In Spain, families have been buying baby wild boars and other exotic animals to keep as pets. Catching and selling them is strictly prohibited, but it continues to be done. Many residents believe this is one reason the wild boars have been popping up on the beaches of Spain.

On Spanish beaches, you can still see photographers carrying a baby leopard on their backs (it is supposed to have been drugged) to offer a photo with the animal. Spain’s black market for wild animals is a lucrative business; foxes, chimpanzees, and turtles; are smuggled from abroad inside the suitcases of some tourists hoping to reach the market.

In some localities, the authorities allow wild boar hunting for a few weeks a year due it the growing uncontrolled population. The killings of these animals are significant, to the point that several NGOs protest against such hunts. But it is evident that, despite this, the wild boars are, each year, more numerous.

Some of those killed by hunters are sold in restaurants where they are cut up and prepared in sauces, grilled or sausages. In principle, a wild animal cannot be cooked without having passed the veterinary checks authorized by the government Department of forest animals.
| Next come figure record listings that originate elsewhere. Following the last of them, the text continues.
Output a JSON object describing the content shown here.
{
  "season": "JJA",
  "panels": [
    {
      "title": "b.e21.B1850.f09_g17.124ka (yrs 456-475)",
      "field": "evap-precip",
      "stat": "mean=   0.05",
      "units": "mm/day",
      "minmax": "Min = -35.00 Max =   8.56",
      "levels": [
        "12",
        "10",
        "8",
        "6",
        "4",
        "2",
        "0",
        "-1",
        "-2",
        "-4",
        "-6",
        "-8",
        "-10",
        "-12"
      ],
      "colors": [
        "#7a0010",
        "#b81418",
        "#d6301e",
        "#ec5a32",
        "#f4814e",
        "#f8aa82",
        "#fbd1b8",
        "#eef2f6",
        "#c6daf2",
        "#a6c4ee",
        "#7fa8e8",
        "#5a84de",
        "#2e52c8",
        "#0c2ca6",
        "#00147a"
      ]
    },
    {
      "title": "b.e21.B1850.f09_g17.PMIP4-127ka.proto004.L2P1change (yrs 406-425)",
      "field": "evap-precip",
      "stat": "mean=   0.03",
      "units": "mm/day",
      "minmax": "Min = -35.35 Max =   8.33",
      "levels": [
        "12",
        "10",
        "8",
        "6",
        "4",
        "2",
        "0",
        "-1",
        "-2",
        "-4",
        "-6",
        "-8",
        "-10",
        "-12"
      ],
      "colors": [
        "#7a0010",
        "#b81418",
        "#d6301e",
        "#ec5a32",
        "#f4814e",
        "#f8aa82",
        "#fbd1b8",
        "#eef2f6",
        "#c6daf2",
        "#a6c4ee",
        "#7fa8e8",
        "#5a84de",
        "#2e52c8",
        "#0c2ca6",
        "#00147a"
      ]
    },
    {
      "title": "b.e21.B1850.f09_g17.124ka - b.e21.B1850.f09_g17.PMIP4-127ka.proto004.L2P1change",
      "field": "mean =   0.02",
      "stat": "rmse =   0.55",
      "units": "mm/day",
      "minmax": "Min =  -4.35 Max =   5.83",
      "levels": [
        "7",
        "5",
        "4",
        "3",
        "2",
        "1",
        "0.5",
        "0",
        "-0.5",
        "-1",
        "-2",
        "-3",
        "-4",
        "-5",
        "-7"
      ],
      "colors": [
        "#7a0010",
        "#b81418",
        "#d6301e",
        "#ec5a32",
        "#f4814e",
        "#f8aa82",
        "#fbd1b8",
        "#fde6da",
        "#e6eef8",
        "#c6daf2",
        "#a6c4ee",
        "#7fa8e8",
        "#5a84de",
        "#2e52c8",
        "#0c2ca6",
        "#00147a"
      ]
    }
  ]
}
Still, few cooks care to obtain the papers.

The wild boar is the closest relative of the pig, and as is known in Spain, thousands of hams are produced every year that are sold as “tapas,” in sandwiches, on barbecues, or prepared with salt for years until obtaining an intense flavour that both Spaniards like it.

The next time I find myself in Spain and encounter a wild boar appearing on the beach, caution will be my foremost ally as these enigmatic creatures possess a dual nature, alternating between friendliness and hostility, or perhaps even becoming an unintended guest on someone’s dining table, reminding me of the delicate balance between admiration and vigilance in the natural world.